D'après la légende ce terrain était jadis extrêmement aride et impropre à toute culture. Il servait uniquement de dépôt pour les pierres dont les habitants débarrassaient leurs champs. L'un deux, un nommé Kutter, appelé Kitterlé, en raison de sa petite taille, acheta ce terrain et, grâce à un travail acharné, le transforma en une terre fertile qu'il planta de vignes.

Il reste sur le versant sud-ouest, les vestiges d'un mur blanc. Ainsi donc, un château couronnait jadis le sommet de l'"Oberlinger". Il avait juste autant de fenêtres que l'année compte de jours.
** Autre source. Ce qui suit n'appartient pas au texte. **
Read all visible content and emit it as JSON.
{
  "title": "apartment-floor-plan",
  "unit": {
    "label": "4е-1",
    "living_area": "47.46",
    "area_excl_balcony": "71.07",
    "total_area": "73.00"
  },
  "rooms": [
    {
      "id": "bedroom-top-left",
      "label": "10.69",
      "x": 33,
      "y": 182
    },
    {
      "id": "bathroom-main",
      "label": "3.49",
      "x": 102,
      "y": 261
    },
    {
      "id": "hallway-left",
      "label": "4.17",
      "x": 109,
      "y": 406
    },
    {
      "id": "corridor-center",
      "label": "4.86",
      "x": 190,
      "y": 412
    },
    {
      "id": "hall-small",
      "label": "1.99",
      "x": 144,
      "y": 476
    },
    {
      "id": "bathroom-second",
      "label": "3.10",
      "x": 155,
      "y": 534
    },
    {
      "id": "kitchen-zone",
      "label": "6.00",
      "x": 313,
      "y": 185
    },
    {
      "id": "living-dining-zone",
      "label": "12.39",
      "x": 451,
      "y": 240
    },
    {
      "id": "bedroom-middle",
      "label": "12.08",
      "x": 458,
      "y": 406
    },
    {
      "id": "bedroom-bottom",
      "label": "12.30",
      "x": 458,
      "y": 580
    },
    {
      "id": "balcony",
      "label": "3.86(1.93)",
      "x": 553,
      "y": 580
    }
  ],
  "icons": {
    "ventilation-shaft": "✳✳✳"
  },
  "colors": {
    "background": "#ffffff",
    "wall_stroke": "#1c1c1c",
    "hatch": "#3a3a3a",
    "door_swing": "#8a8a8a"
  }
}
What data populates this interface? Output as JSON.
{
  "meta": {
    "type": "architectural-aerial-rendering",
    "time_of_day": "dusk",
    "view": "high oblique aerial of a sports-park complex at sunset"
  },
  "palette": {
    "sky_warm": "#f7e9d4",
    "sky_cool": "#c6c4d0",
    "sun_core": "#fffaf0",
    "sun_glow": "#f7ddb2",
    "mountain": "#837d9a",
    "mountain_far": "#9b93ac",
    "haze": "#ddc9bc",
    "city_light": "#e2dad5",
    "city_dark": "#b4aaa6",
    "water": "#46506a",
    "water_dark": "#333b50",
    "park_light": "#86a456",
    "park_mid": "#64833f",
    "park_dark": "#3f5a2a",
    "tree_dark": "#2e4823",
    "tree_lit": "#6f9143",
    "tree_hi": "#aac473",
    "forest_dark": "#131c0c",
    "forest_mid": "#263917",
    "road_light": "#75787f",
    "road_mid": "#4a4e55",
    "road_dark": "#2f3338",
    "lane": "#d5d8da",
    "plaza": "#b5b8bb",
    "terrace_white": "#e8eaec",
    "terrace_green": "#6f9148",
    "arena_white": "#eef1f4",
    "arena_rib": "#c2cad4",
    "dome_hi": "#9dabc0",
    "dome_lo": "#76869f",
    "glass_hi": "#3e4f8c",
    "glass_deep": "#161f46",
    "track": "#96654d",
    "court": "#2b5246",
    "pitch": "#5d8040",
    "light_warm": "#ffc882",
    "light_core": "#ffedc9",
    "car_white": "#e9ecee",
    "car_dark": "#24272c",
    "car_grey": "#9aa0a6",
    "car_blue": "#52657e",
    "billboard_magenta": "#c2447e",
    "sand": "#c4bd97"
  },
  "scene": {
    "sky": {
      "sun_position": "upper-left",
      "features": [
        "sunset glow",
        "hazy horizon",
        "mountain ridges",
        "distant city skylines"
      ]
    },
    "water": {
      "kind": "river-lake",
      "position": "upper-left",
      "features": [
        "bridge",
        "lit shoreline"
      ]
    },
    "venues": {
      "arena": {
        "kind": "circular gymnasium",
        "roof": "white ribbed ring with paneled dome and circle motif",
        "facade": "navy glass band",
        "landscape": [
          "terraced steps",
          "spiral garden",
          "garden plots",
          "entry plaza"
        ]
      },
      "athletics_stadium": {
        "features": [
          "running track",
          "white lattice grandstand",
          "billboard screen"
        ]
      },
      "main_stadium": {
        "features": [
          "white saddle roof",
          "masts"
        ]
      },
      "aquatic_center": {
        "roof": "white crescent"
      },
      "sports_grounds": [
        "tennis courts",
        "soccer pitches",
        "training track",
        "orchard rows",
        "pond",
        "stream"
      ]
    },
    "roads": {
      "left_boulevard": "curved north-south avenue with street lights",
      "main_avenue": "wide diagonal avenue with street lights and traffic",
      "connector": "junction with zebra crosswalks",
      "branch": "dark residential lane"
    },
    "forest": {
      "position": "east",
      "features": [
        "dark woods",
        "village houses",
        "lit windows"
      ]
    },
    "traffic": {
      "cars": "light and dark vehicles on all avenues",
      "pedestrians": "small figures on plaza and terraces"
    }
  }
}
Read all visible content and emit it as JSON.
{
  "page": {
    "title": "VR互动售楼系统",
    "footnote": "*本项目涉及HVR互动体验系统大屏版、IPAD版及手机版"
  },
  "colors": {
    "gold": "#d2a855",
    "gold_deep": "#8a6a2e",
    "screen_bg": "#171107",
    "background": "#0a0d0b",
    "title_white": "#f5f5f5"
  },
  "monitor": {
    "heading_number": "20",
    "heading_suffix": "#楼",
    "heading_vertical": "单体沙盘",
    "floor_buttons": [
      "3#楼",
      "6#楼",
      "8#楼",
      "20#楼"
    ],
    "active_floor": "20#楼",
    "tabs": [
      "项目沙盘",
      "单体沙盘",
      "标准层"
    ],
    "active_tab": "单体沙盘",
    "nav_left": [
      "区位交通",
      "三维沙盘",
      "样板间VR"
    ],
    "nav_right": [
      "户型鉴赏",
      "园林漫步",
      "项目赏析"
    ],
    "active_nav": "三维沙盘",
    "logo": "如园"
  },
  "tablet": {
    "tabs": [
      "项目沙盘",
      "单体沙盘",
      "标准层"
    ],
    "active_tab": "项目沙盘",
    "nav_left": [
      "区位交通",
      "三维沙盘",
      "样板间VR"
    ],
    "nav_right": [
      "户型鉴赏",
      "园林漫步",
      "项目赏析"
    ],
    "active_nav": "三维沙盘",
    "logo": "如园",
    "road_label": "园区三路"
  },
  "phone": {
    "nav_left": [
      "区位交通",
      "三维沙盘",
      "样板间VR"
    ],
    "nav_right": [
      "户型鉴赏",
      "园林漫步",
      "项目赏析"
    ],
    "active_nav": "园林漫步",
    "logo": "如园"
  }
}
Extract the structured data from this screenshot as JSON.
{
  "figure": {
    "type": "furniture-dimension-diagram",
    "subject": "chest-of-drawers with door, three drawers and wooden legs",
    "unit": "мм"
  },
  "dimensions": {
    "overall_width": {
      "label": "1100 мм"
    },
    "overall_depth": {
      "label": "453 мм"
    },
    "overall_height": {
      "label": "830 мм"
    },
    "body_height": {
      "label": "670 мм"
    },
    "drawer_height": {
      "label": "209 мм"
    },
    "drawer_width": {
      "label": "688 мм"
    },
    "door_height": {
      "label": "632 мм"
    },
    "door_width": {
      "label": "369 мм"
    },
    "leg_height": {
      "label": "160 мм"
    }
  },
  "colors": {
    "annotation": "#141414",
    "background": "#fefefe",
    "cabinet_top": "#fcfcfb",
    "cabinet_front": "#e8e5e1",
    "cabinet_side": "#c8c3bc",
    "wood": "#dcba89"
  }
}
Lorsque toutes les fenêtres s'illuminaient aux rayons du soleil, c'était une splendeur qui rayonnait bien au-delà du Rhin.

Ce château a disparu depuis fort longtemps, mais on peut voir quelquefois, à l'heure de midi, la châtelaine descendre de la montagne et se rendre en direction du sud, près d'une fontaine située sur le chemin menant à Bergholtz.

A l'aller, elle est toute radieuse, chantant à ravir, et laissant à peine une trace de son soulier d'or sur le sable du chemin.

Au retour, au contraire, elle pleure à chaudes larmes et traîne le pas qui imprime des marques profondes sur le sentier.

C'est qu'elle a attendu en vain son bien-aimé, qui, venant de l'est, à passé outre, sans se soucier d'elle, pour disparaître à l'ouest derrière les montagnes.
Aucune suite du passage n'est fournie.